Uiteraard horen de maatschappelijke kwesties rond burgerschap, minderheden, mensenrechten, vluchtelingen, secularisme en neoliberalisme die hieruit naar voren komen niet uitsluitend bij Zuid-Azië. Ze markeren de urgente, nieuwe uitdagingen voor het humanistisch denken op wereldschaal. Geeta Kapur, de bekende criticus, conservator en cultureel denker uit Delhi, heeft zich in haar intellectuele werk vaak uitgelaten over deze dialectische verhouding tussen de Zuid-Aziatische kritiek en de mondiale situatie. Kapur stelt dat Zuid-Azië – en meer in het algemeen de ‘Derde Wereld’ – ‘zich in de mondiale verbondenheid mengt’. Door de geschiedenis te gebruiken ‘als een hefboom’ worden ‘kwesties van hedendaagsheid op indringende wijze ter discussie gesteld. ’[1] Alleen al door zijn aanwezigheid dwingt Zuid-Azië een complexere en verfijndere theorievorming af.

Alleen al door zijn aanwezigheid dwingt Zuid-Azië een complexere en verfijndere theorievorming af.
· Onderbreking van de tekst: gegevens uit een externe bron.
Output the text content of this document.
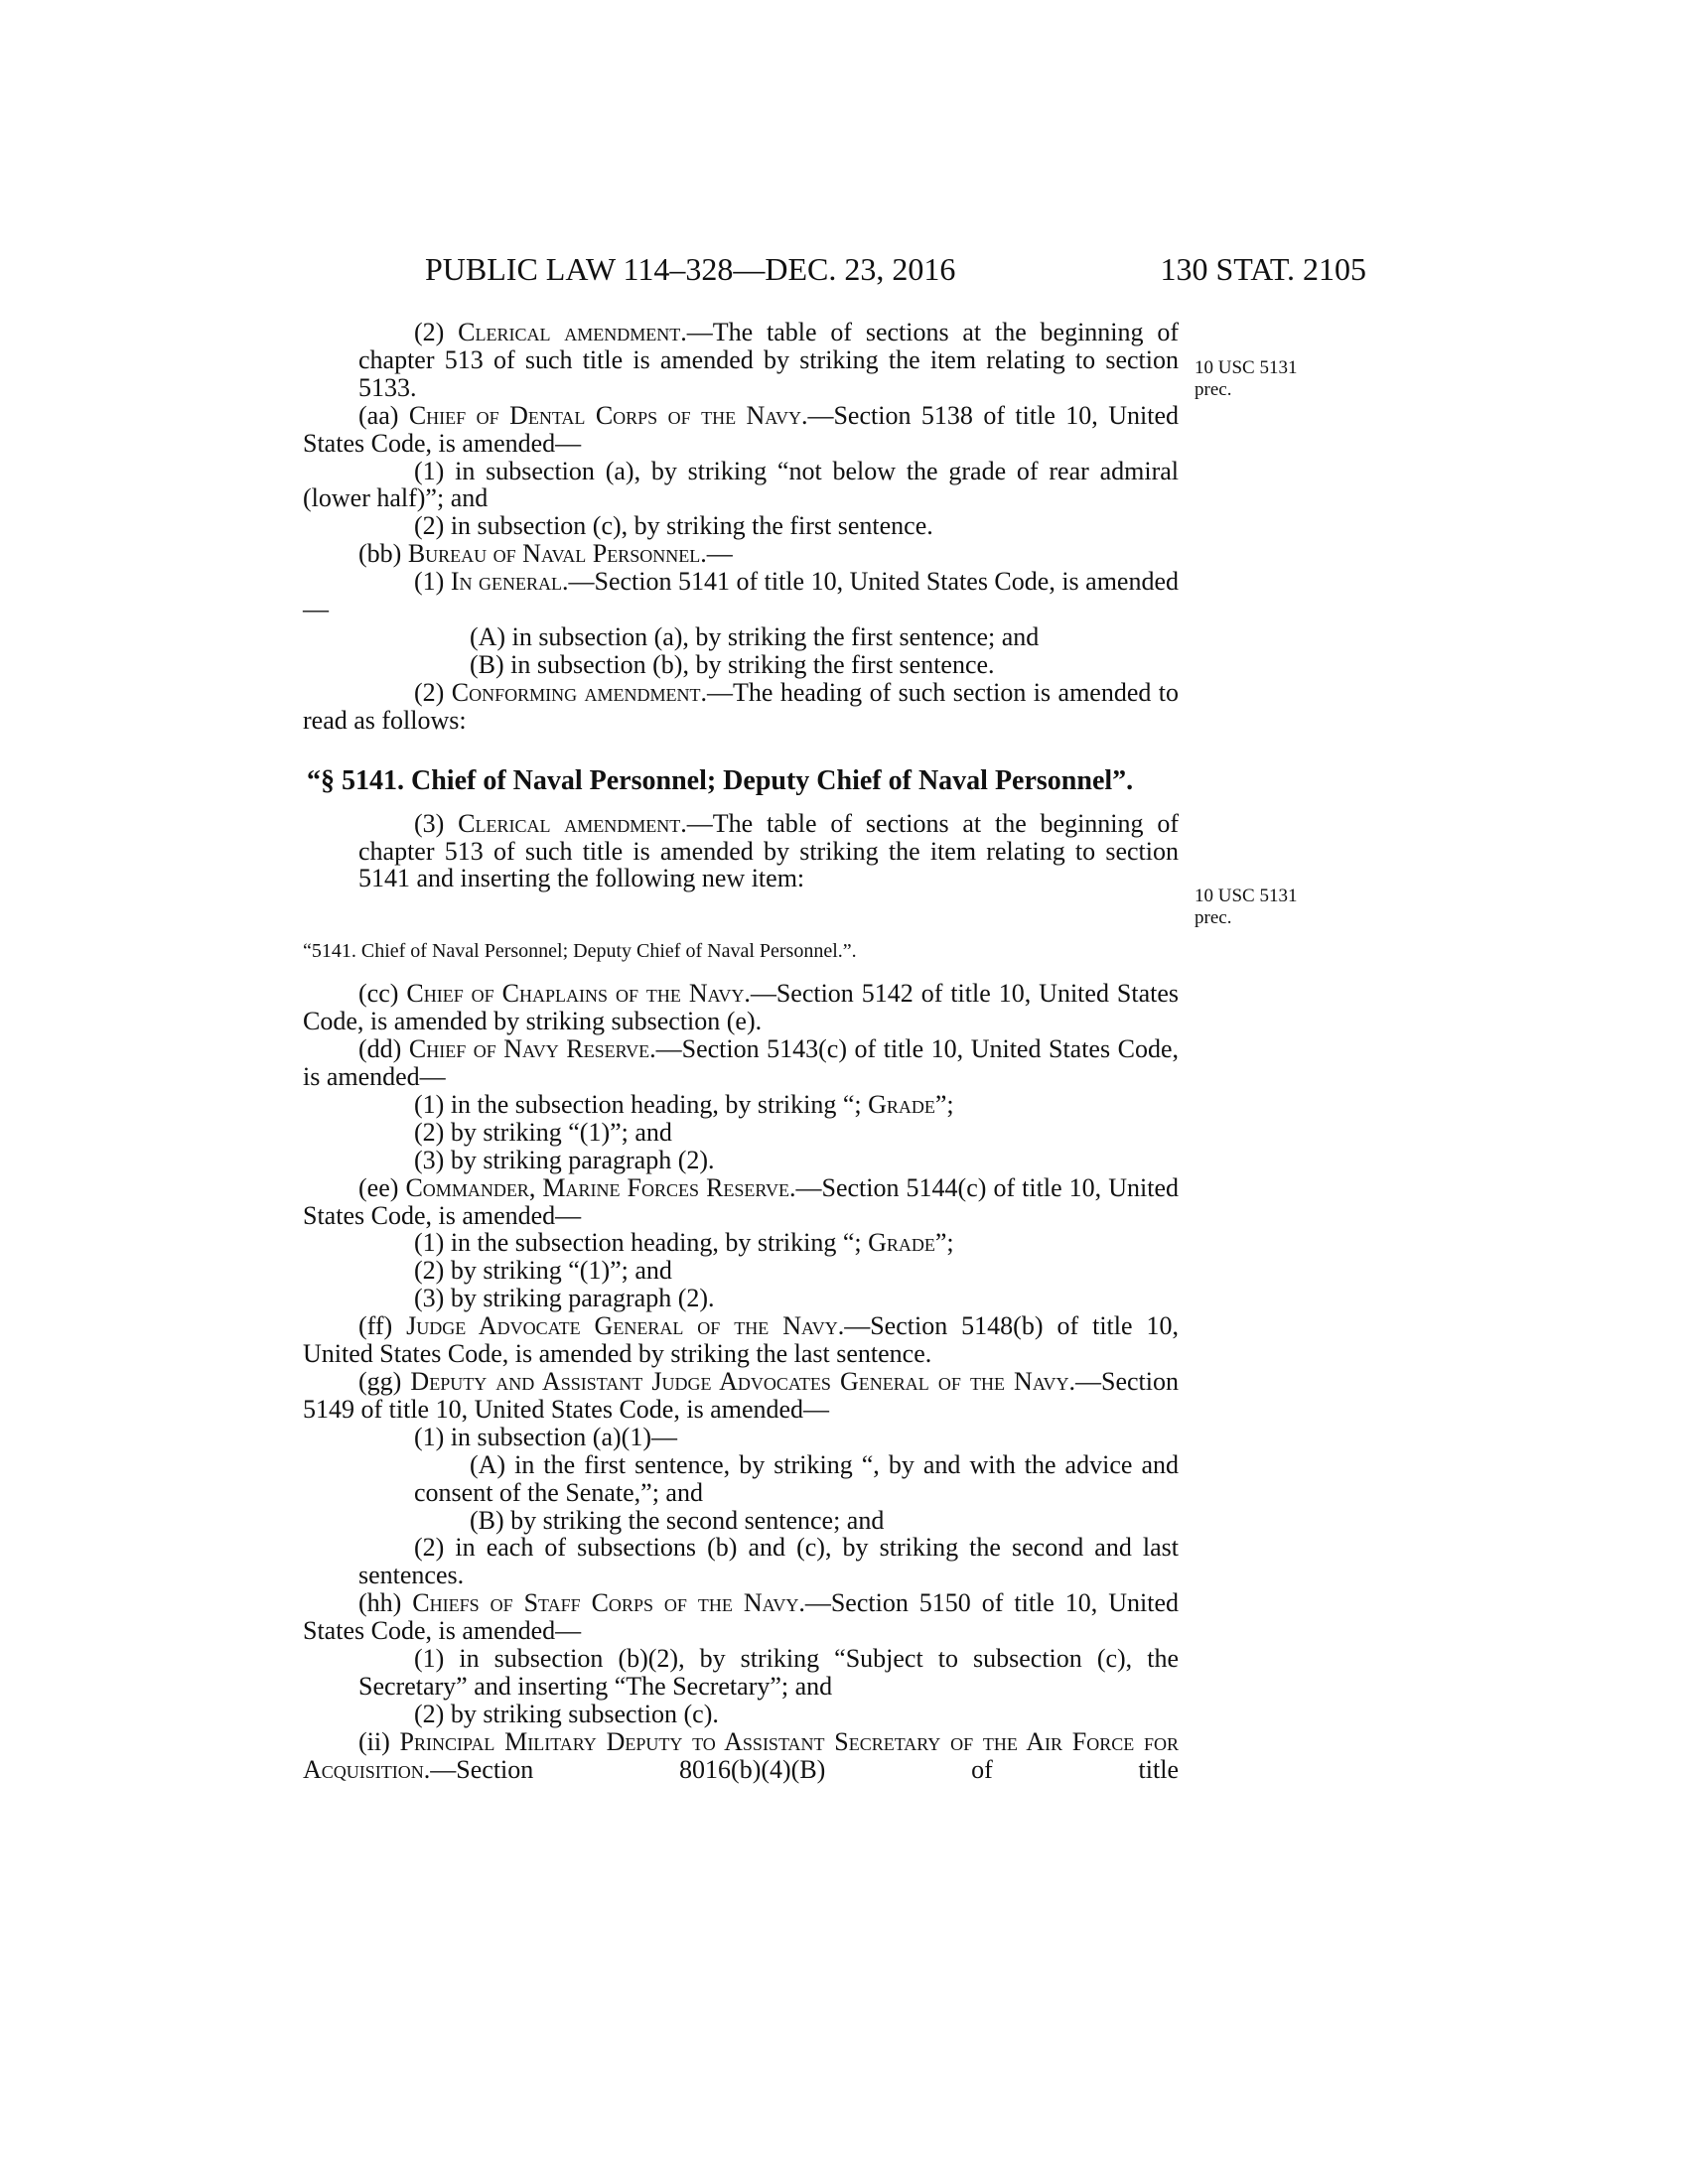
PUBLIC LAW 114–328—DEC. 23, 2016	130 STAT. 2105
10 USC 5131
prec.
10 USC 5131
prec.

(2) Clerical amendment.—The table of sections at the beginning of chapter 513 of such title is amended by striking the item relating to section 5133.

(aa) Chief of Dental Corps of the Navy.—Section 5138 of title 10, United States Code, is amended—

(1) in subsection (a), by striking “not below the grade of rear admiral (lower half)”; and

(2) in subsection (c), by striking the first sentence.

(bb) Bureau of Naval Personnel.—

(1) In general.—Section 5141 of title 10, United States Code, is amended—

(A) in subsection (a), by striking the first sentence; and

(B) in subsection (b), by striking the first sentence.

(2) Conforming amendment.—The heading of such section is amended to read as follows:

“§ 5141. Chief of Naval Personnel; Deputy Chief of Naval Personnel”.

(3) Clerical amendment.—The table of sections at the beginning of chapter 513 of such title is amended by striking the item relating to section 5141 and inserting the following new item:

“5141. Chief of Naval Personnel; Deputy Chief of Naval Personnel.”.

(cc) Chief of Chaplains of the Navy.—Section 5142 of title 10, United States Code, is amended by striking subsection (e).

(dd) Chief of Navy Reserve.—Section 5143(c) of title 10, United States Code, is amended—

(1) in the subsection heading, by striking “; Grade”;

(2) by striking “(1)”; and

(3) by striking paragraph (2).

(ee) Commander, Marine Forces Reserve.—Section 5144(c) of title 10, United States Code, is amended—

(1) in the subsection heading, by striking “; Grade”;

(2) by striking “(1)”; and

(3) by striking paragraph (2).

(ff) Judge Advocate General of the Navy.—Section 5148(b) of title 10, United States Code, is amended by striking the last sentence.

(gg) Deputy and Assistant Judge Advocates General of the Navy.—Section 5149 of title 10, United States Code, is amended—

(1) in subsection (a)(1)—

(A) in the first sentence, by striking “, by and with the advice and consent of the Senate,”; and

(B) by striking the second sentence; and

(2) in each of subsections (b) and (c), by striking the second and last sentences.

(hh) Chiefs of Staff Corps of the Navy.—Section 5150 of title 10, United States Code, is amended—

(1) in subsection (b)(2), by striking “Subject to subsection (c), the Secretary” and inserting “The Secretary”; and

(2) by striking subsection (c).

(ii) Principal Military Deputy to Assistant Secretary of the Air Force for Acquisition.—Section 8016(b)(4)(B) of title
Het wekt dan ook geen verbazing dat, om te kunnen deelnemen aan de discussie over globalisering, mensen zich wereldwijd hebben gewend tot de paradigma’s die op dit subcontinent zijn ontwikkeld. De vraag waarom Zuid-Azië maatgevend is geworden bij de theorievorming over de ontwikkeling van grote steden, raakt op een ander niveau aan de kwestie van de receptie van diepgewortelde, historisch bepaalde machtsverdelingen en aan de kwestie van de zichtbaarheid en onzichtbaarheid binnen een notoir eurocentrisch, theoretisch veld. Dit herinnert ons ook aan de lange geschiedenis van het koloniale gezag over India, waarbij de Indiase kennis in feite als irrelevant werd beschouwd voor het project van de Europese Verlichting, en tevens aan de historische ‘wraak’ op dit gezag in de vorm van het Indiaas nationalisme in de twintigste eeuw. Een cynicus zou wellicht vragen: maakt de huidige erkenning van Zuid-Azië door de westerse kenniscentra het niet tot het zoveelste modeverschijnsel in de kunstwereld, dat gedoemd is om over een tijdje uit de gratie te raken?
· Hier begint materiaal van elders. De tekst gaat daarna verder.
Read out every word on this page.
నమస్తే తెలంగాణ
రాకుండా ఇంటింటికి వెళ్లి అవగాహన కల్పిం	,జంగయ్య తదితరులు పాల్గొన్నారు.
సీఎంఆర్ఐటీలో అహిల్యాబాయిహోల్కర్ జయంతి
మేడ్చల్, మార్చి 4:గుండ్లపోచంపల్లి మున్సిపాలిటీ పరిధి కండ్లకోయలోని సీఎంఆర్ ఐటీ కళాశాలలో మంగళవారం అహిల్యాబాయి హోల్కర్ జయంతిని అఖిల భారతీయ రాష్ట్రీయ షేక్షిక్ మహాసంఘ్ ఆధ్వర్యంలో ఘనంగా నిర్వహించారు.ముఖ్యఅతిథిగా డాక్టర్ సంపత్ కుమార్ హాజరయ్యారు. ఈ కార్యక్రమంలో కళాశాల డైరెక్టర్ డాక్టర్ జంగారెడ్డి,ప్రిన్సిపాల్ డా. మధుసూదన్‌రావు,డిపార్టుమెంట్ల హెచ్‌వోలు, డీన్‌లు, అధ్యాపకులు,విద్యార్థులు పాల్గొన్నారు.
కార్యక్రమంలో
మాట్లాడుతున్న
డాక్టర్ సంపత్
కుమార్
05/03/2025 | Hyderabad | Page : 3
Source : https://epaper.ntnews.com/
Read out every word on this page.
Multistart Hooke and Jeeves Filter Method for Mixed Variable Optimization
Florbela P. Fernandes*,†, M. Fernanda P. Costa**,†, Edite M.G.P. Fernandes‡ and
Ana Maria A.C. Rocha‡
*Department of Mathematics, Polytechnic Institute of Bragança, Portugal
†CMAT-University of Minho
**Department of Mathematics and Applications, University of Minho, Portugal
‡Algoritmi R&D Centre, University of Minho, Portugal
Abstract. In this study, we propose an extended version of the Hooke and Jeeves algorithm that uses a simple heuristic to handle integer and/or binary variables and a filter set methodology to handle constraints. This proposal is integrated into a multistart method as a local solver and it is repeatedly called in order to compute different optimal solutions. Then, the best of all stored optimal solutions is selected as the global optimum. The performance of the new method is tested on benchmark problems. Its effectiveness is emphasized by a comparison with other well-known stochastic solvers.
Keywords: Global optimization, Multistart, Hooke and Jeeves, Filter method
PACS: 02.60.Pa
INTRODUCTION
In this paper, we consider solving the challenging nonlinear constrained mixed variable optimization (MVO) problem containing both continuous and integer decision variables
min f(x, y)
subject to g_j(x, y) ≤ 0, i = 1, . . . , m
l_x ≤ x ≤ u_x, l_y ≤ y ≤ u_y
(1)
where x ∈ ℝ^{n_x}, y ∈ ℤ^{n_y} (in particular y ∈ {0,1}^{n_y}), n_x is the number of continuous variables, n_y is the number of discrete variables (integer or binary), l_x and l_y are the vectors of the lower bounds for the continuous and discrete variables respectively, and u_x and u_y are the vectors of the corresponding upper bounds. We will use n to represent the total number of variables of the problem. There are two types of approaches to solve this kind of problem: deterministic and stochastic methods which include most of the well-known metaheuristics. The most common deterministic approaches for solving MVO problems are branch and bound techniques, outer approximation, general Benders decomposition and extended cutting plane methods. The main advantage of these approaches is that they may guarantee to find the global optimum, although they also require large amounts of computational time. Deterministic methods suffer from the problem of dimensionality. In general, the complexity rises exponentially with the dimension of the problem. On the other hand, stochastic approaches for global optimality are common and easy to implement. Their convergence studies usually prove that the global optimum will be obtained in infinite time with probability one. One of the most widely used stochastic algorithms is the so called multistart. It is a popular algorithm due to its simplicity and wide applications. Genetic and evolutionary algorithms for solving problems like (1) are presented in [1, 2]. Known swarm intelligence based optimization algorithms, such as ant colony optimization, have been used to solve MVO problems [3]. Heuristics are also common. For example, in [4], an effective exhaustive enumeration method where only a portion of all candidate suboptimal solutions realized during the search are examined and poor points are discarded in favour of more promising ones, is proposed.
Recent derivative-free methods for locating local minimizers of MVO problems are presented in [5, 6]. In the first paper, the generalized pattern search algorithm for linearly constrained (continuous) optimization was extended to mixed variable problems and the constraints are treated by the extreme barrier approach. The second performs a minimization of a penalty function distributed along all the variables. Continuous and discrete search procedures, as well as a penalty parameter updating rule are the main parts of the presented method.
Dat kan zijn, maar ik wil er toch op wijzen dat de invloed van het denken over andere modernismen en moderniteiten – de geschiedenissen buiten de fysieke geografie van het Westen – op zichzelf een verschijnsel is dat blijk geeft van een fundamentele herziening van de mondiale machtsverhoudingen. De contouren van het maatschappelijk landschap worden geherdefinieerd, de grenzen tussen centrum en periferie, tussen ‘ons’ en ‘zij’, worden opnieuw getrokken.
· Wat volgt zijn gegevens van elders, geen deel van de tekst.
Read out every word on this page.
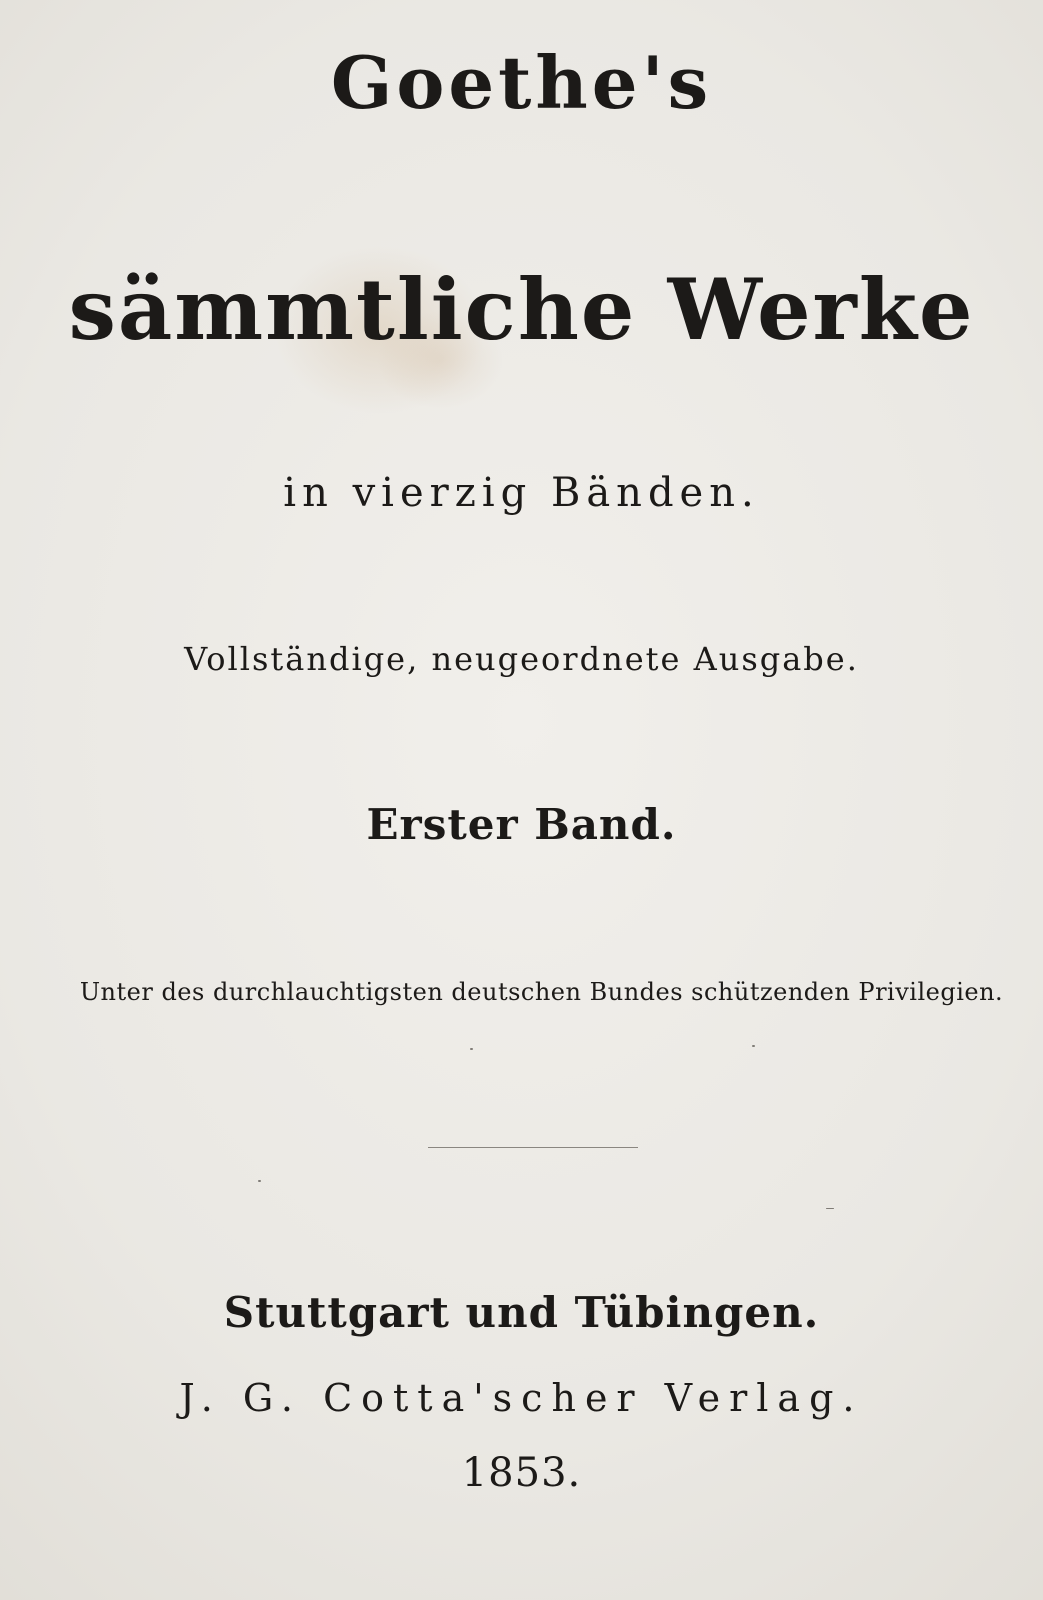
Goethe's

sämmtliche Werke

in vierzig Bänden.

Vollständige, neugeordnete Ausgabe.

Erster Band.

Unter des durchlauchtigsten deutschen Bundes schützenden Privilegien.

Stuttgart und Tübingen.

J. G. Cotta'scher Verlag.

1853.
Dit komt deels voort uit de massale ontworteling en migratie van mensen, inherent aan het proces van globalisering. Theoretici als Kapur, Bhabha, Spivak en Appadurai wijzen ons erop dat de geschiedenis van de kolonie altijd belangrijk is geweest en geen marginaal terzijde was bij de dominante geschiedenis van het Westen. Wanneer deze geschiedenis weer haar plaats krijgt in de centrale geschiedenis, kan zij zich gaan ontdoen van haar hermetische verzegeling en een aantal diepgaande tegenstrijdigheden in de alomvattende verhalen van de Europese moderniteit blootleggen. Zoals Dipesh Chakrabarty stelt, is dit kritische project niet een soort vergelding of ‘postkoloniale wraak’, het is eerder een project dat ‘Europa provincialiseert’, en dat heeft gevolgen voor de manier waarop wordt verhaald over het verleden, het heden en de toekomst, vanuit meerdere perspectieven en vanuit geografisch verspreid liggende oorden. [2]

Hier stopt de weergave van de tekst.